We can clear the air by creating a group culture of direct engagement. When we learn to embrace conflict, to openly argue for our ideas or values without resorting to personal attack, we create an atmosphere that discourages malicious gossip and scapegoating and encourages respect. We can train our group members to respond to a bid for a trash-fest by saying, “How can I support you, Starhawk, in talking directly to Scabiosa about your feelings?” Or perhaps, ”Can I be of service to you in helping arrange a mediation?” When one of our friends opens a conversation by saying “I really shouldn’t tell you this…” we can learn to say “I’m so glad you recognize that! Now, about that other topic…”
4) Value diversity:
In nature, diversity gives an ecosystem resilience. In groups, a diversity of opinion, backgrounds, ages, ethnic and class backgrounds, and experiences can broaden our perspective and let us see multiple facets of an issue. If we want a diverse group, we must make the extra effort to bring people in who represent that diversity, and to do it in a meaningful way, not as tokens: early in our process so that a wide range of people help form the group and participate in the creative aspects of the project. We can build alliances with diverse communities not just by inviting them to support our work but by sharing information and resources, educating ourselves about their history and current struggles, and showing up in support of their issues.
5) Develop a culture of respect, kindness, and trust:
Trust is built in many ways: by creating opportunities to share something of our lives and feelings, by encouraging people to argue passionately for their ideas and positions while still respecting their opponents’ right to differ, by meeting responsibilities and building a track record of dependability, and by sharing risks together.

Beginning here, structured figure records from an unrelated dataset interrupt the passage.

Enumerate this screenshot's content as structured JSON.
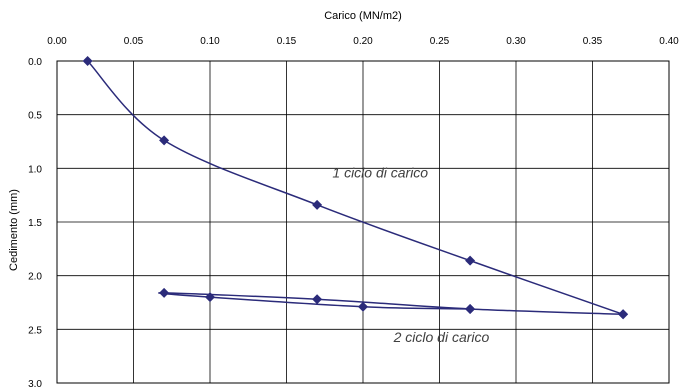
{
  "chart_data": {
    "type": "line",
    "xlabel": "Carico (MN/m2)",
    "ylabel": "Cedimento (mm)",
    "xlim": [
      0.0,
      0.4
    ],
    "ylim": [
      0.0,
      3.0
    ],
    "y_inverted": true,
    "x_axis_position": "top",
    "grid": true,
    "x_ticks": [
      "0.00",
      "0.05",
      "0.10",
      "0.15",
      "0.20",
      "0.25",
      "0.30",
      "0.35",
      "0.40"
    ],
    "y_ticks": [
      "0.0",
      "0.5",
      "1.0",
      "1.5",
      "2.0",
      "2.5",
      "3.0"
    ],
    "line_color": "#2b2b7a",
    "marker": "diamond",
    "series": [
      {
        "name": "1 ciclo di carico",
        "x": [
          0.02,
          0.07,
          0.17,
          0.27,
          0.37
        ],
        "y": [
          0.0,
          0.74,
          1.34,
          1.86,
          2.36
        ]
      },
      {
        "name": "2 ciclo di carico",
        "x": [
          0.37,
          0.27,
          0.17,
          0.07,
          0.1,
          0.2,
          0.27
        ],
        "y": [
          2.36,
          2.31,
          2.22,
          2.16,
          2.2,
          2.29,
          2.31
        ]
      }
    ],
    "annotations": [
      {
        "text": "1  ciclo di carico",
        "x": 0.18,
        "y": 1.04
      },
      {
        "text": "2  ciclo di carico",
        "x": 0.22,
        "y": 2.57
      }
    ]
  }
}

Kindness, respect, compassion, and encouragement are the compost tea of relationships—they feed all the beneficial impulses. When we respect one another’s ideas, think well of one another’s motives, and support one another’s visions, we create a high-energy atmosphere in which creativity flourishes.
These five principles are merely a sketch of how we might begin to look at our human groups as ecologies. As I said, I’ve just written a book on the subject—and that is only a bare beginning. Social permaculture is an emerging discipline, and the study of human behavior, in groups and outside of them, is a lifelong pursuit. But as we become more skillful at nurturing our human relations, we will become more effective in every aspect of our work. At this crucial time for the earth, we need the power of creative, effective, loving, and joyful groups to move us forward. When we can be as skillful in our human interactions as we are in our garden designs, we’ll become an invincible force of healing for our communities and our earth.